Youtube-paid media channels coming to a screen near you
Youtube’s recently launched a pilot scheme, under which a small number of content makers will offer paid subscriptions channels starting at $0.99 (£0.64) a month. Each channel will offer a free 14-day trial and many will have discounted annual rates. YouTube, which is owned by Google, said the launch was part of an effort to enable "content creators to earn revenue for their creativity". Whilst the initial stable of around 50 channels is considered to be relatively niche currently, some bigger hitters have stated clear intentions to offer program content when the service goes fully live. For example, expect to see Cookie Monster, Big Bird, Bert, Ernie and a host of other Sesame Street characters in full episode format coming to your screen soon. Subscription payments will be collected using credit card or via Google's own Wallet service. The arrival of paid channels on YouTube means Google joins Netflix, Hulu and Amazon in offering subscription-based alternatives to traditional pay-TV. If you ever needed further proof of channel convergence between the web and TV, this has to be it. And, Google appears extremely well placed to exploit this opportunity, not least given its gigantic infrastructure and inherent scaling advantages that come with this in terms of content hosting, delivery and billing. Clearly this marks a great step forward in Google’s efforts to monetise their acquisition, having bought YouTube in 2006 for $1.65bn. And, Google has been making great strides into positioning itself as a more attractive proposition to potential advertisers, via its increasing inclusion of professional content (TV shows and full length films) to sit alongside its vast content arsenal of amateur video creations. YouTube says a billion people around the world use the service every month.

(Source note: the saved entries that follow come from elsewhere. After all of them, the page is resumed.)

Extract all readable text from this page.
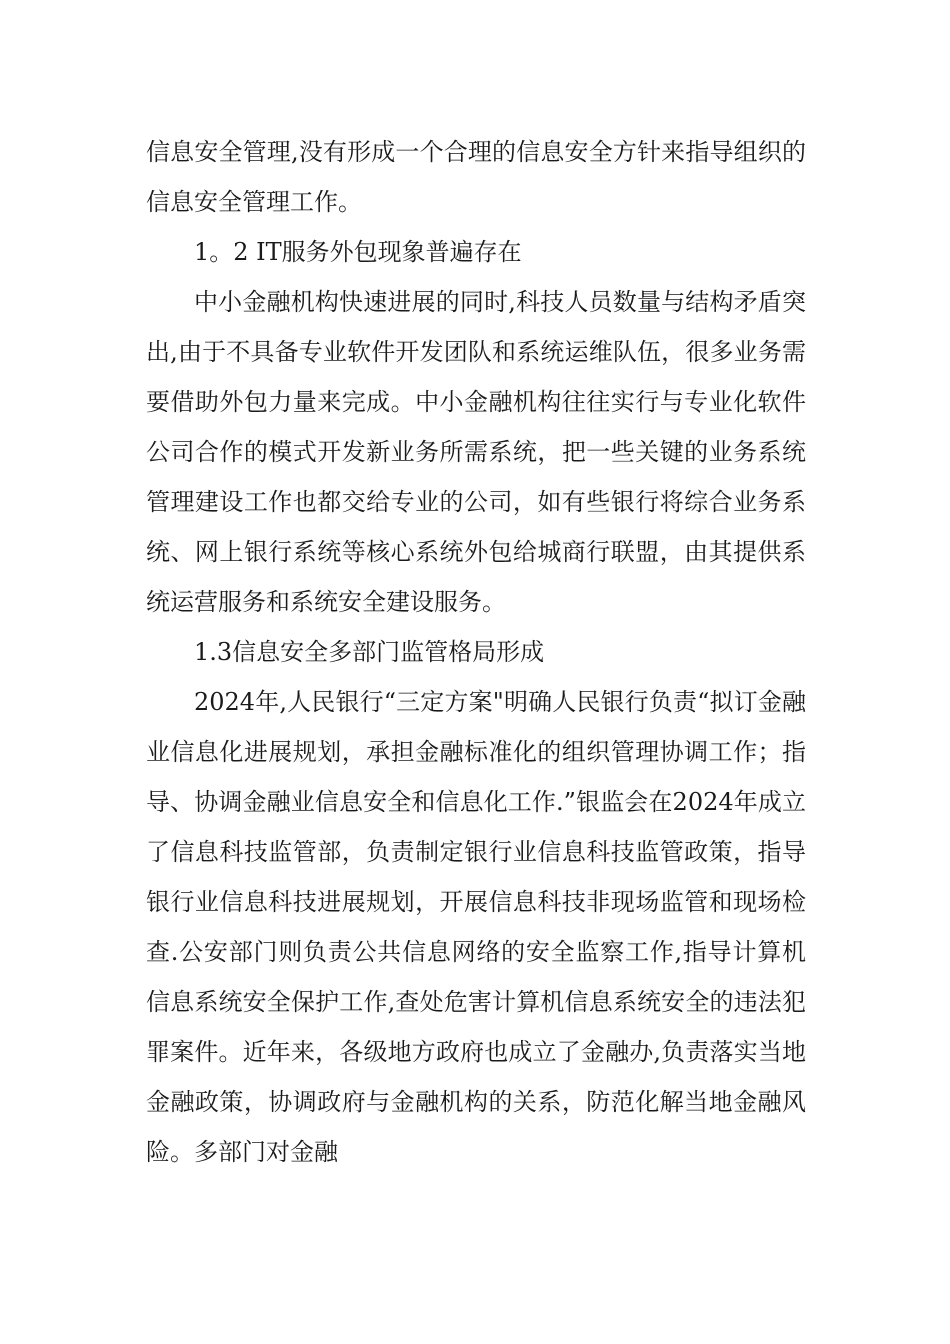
信息安全管理,没有形成一个合理的信息安全方针来指导组织的信息安全管理工作。

1。2 IT服务外包现象普遍存在

中小金融机构快速进展的同时,科技人员数量与结构矛盾突出,由于不具备专业软件开发团队和系统运维队伍，很多业务需要借助外包力量来完成。中小金融机构往往实行与专业化软件公司合作的模式开发新业务所需系统，把一些关键的业务系统管理建设工作也都交给专业的公司，如有些银行将综合业务系统、网上银行系统等核心系统外包给城商行联盟，由其提供系统运营服务和系统安全建设服务。

1.3信息安全多部门监管格局形成

2024年,人民银行“三定方案"明确人民银行负责“拟订金融业信息化进展规划，承担金融标准化的组织管理协调工作；指导、协调金融业信息安全和信息化工作.”银监会在2024年成立了信息科技监管部，负责制定银行业信息科技监管政策，指导银行业信息科技进展规划，开展信息科技非现场监管和现场检查.公安部门则负责公共信息网络的安全监察工作,指导计算机信息系统安全保护工作,查处危害计算机信息系统安全的违法犯罪案件。近年来，各级地方政府也成立了金融办,负责落实当地金融政策，协调政府与金融机构的关系，防范化解当地金融风险。多部门对金融
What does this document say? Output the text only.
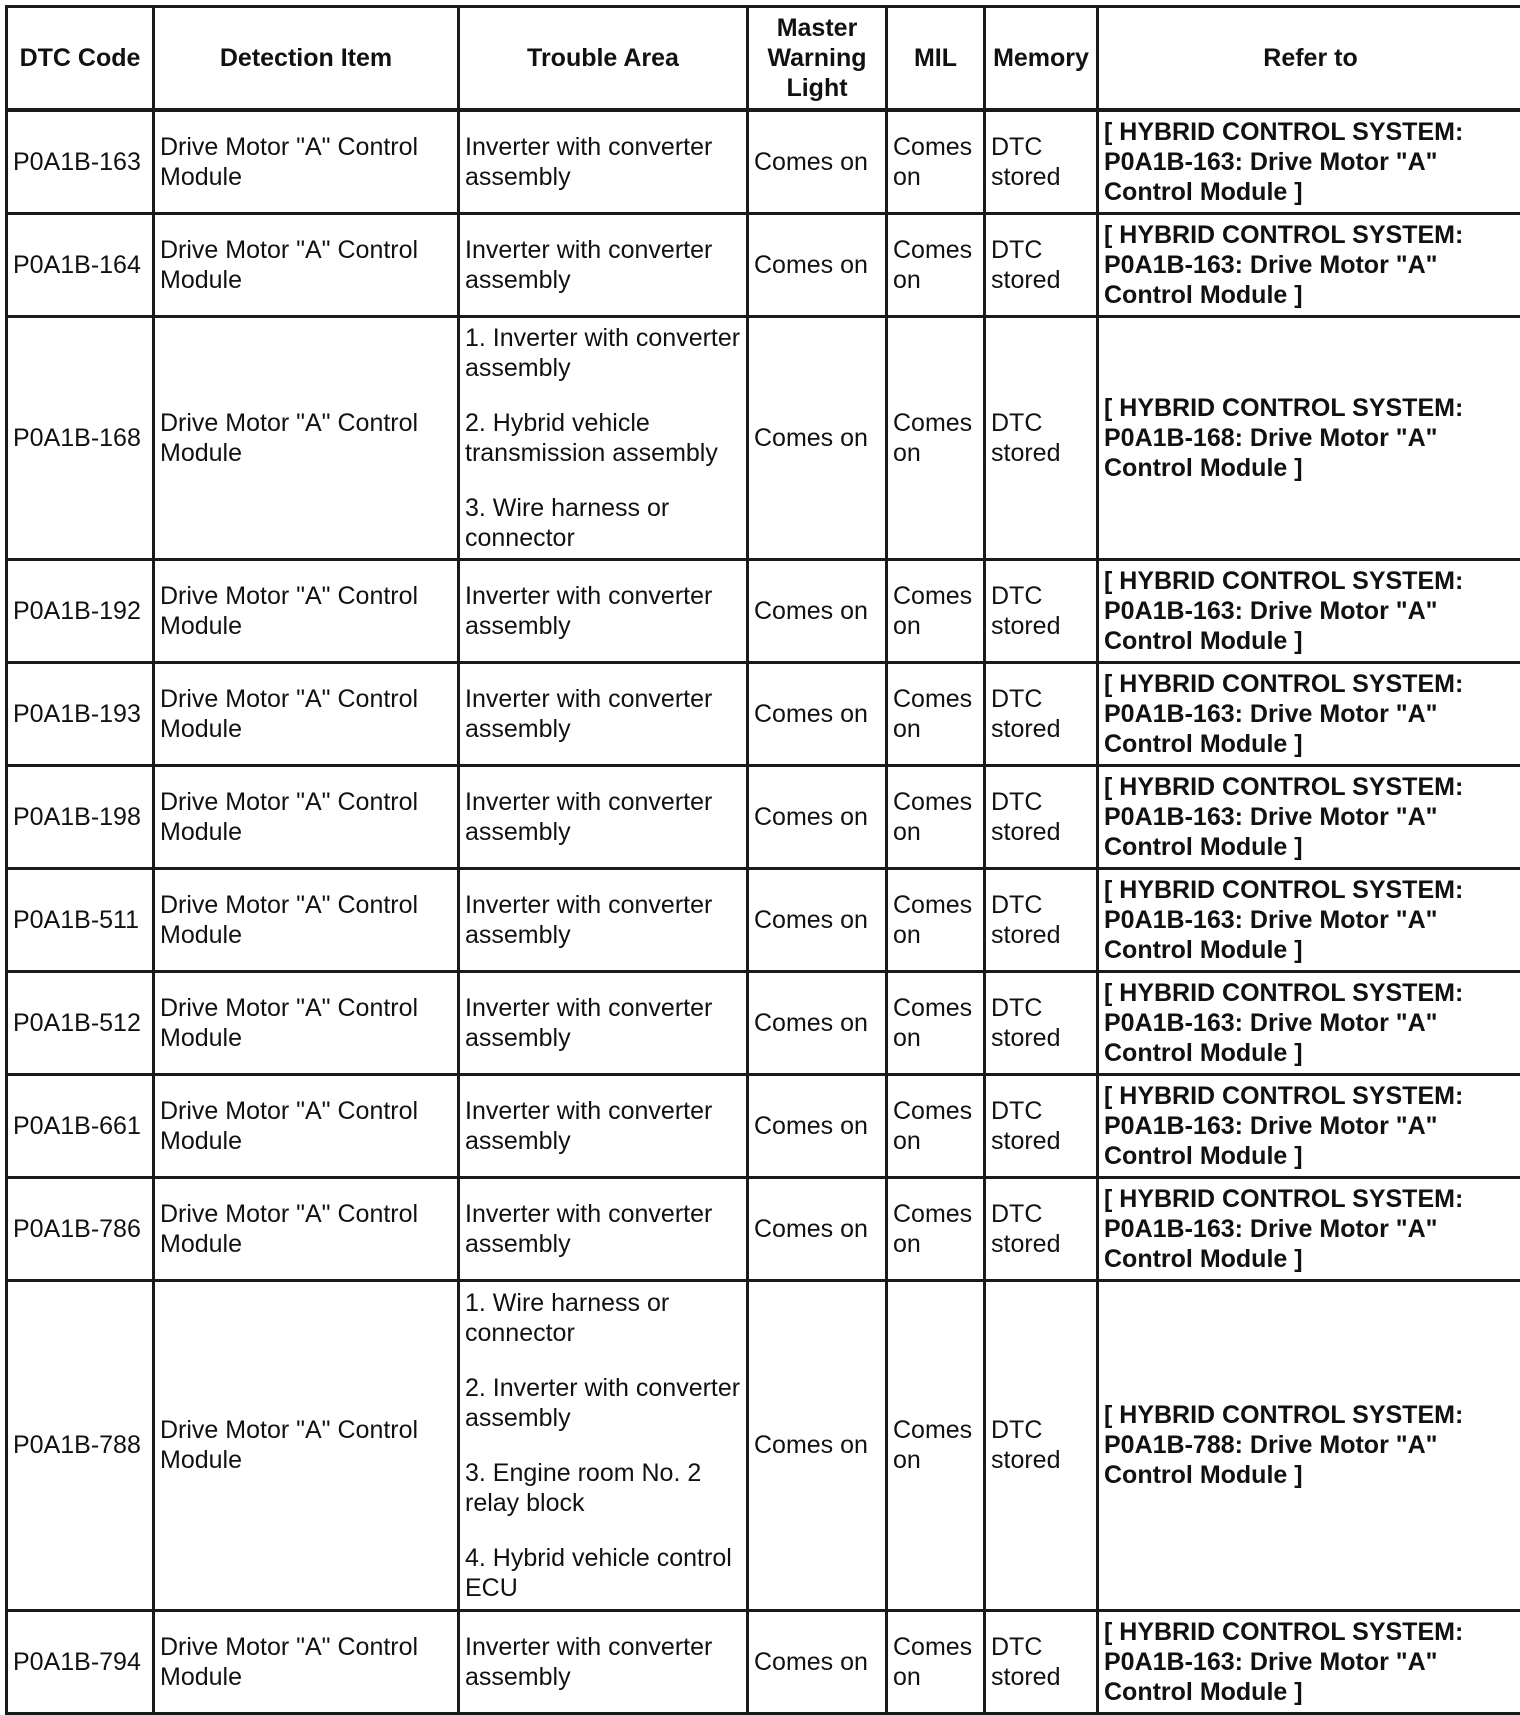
DTC Code	Detection Item	Trouble Area	Master Warning Light	MIL	Memory	Refer to
P0A1B-163	Drive Motor "A" Control Module	Inverter with converter assembly	Comes on	Comes on	DTC stored	[ HYBRID CONTROL SYSTEM: P0A1B-163: Drive Motor "A" Control Module ]
P0A1B-164	Drive Motor "A" Control Module	Inverter with converter assembly	Comes on	Comes on	DTC stored	[ HYBRID CONTROL SYSTEM: P0A1B-163: Drive Motor "A" Control Module ]
P0A1B-168	Drive Motor "A" Control Module	1. Inverter with converter assembly

2. Hybrid vehicle transmission assembly

3. Wire harness or connector	Comes on	Comes on	DTC stored	[ HYBRID CONTROL SYSTEM: P0A1B-168: Drive Motor "A" Control Module ]
P0A1B-192	Drive Motor "A" Control Module	Inverter with converter assembly	Comes on	Comes on	DTC stored	[ HYBRID CONTROL SYSTEM: P0A1B-163: Drive Motor "A" Control Module ]
P0A1B-193	Drive Motor "A" Control Module	Inverter with converter assembly	Comes on	Comes on	DTC stored	[ HYBRID CONTROL SYSTEM: P0A1B-163: Drive Motor "A" Control Module ]
P0A1B-198	Drive Motor "A" Control Module	Inverter with converter assembly	Comes on	Comes on	DTC stored	[ HYBRID CONTROL SYSTEM: P0A1B-163: Drive Motor "A" Control Module ]
P0A1B-511	Drive Motor "A" Control Module	Inverter with converter assembly	Comes on	Comes on	DTC stored	[ HYBRID CONTROL SYSTEM: P0A1B-163: Drive Motor "A" Control Module ]
P0A1B-512	Drive Motor "A" Control Module	Inverter with converter assembly	Comes on	Comes on	DTC stored	[ HYBRID CONTROL SYSTEM: P0A1B-163: Drive Motor "A" Control Module ]
P0A1B-661	Drive Motor "A" Control Module	Inverter with converter assembly	Comes on	Comes on	DTC stored	[ HYBRID CONTROL SYSTEM: P0A1B-163: Drive Motor "A" Control Module ]
P0A1B-786	Drive Motor "A" Control Module	Inverter with converter assembly	Comes on	Comes on	DTC stored	[ HYBRID CONTROL SYSTEM: P0A1B-163: Drive Motor "A" Control Module ]
P0A1B-788	Drive Motor "A" Control Module	1. Wire harness or connector

2. Inverter with converter assembly

3. Engine room No. 2 relay block

4. Hybrid vehicle control ECU	Comes on	Comes on	DTC stored	[ HYBRID CONTROL SYSTEM: P0A1B-788: Drive Motor "A" Control Module ]
P0A1B-794	Drive Motor "A" Control Module	Inverter with converter assembly	Comes on	Comes on	DTC stored	[ HYBRID CONTROL SYSTEM: P0A1B-163: Drive Motor "A" Control Module ]
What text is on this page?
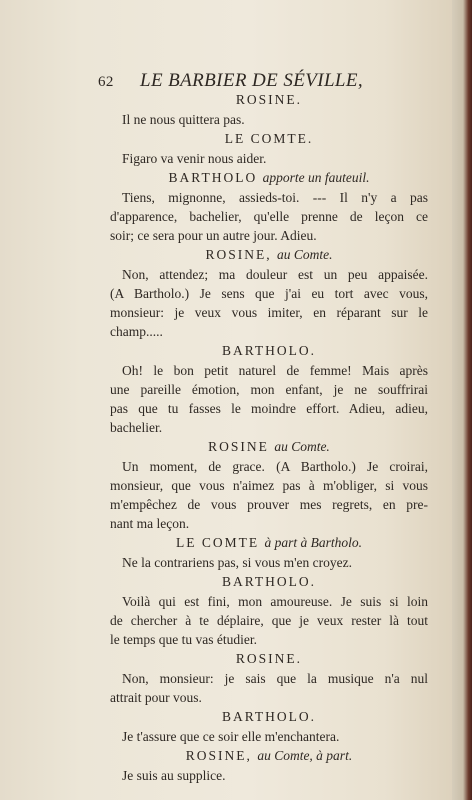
62 LE BARBIER DE SÉVILLE,
ROSINE.
Il ne nous quittera pas.
LE COMTE.
Figaro va venir nous aider.
BARTHOLO apporte un fauteuil.
Tiens, mignonne, assieds-toi. --- Il n'y a pas
d'apparence, bachelier, qu'elle prenne de leçon ce
soir; ce sera pour un autre jour. Adieu.
ROSINE, au Comte.
Non, attendez; ma douleur est un peu appaisée.
(A Bartholo.) Je sens que j'ai eu tort avec vous,
monsieur: je veux vous imiter, en réparant sur le
champ.....
BARTHOLO.
Oh! le bon petit naturel de femme! Mais après
une pareille émotion, mon enfant, je ne souffrirai
pas que tu fasses le moindre effort. Adieu, adieu,
bachelier.
ROSINE au Comte.
Un moment, de grace. (A Bartholo.) Je croirai,
monsieur, que vous n'aimez pas à m'obliger, si vous
m'empêchez de vous prouver mes regrets, en pre-
nant ma leçon.
LE COMTE à part à Bartholo.
Ne la contrariens pas, si vous m'en croyez.
BARTHOLO.
Voilà qui est fini, mon amoureuse. Je suis si loin
de chercher à te déplaire, que je veux rester là tout
le temps que tu vas étudier.
ROSINE.
Non, monsieur: je sais que la musique n'a nul
attrait pour vous.
BARTHOLO.
Je t'assure que ce soir elle m'enchantera.
ROSINE, au Comte, à part.
Je suis au supplice.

Earlier this year, Google were quoted as saying, "If YouTube were a country, we'd be the third largest in the world after China and India." Just think what a small cut of the subscription revenue for Google would look like on such a massive base as this (I think a 50/50 split is muted between content provider and Google at this juncture). I, for one, would certainly like a cut of that. Who wouldn’t?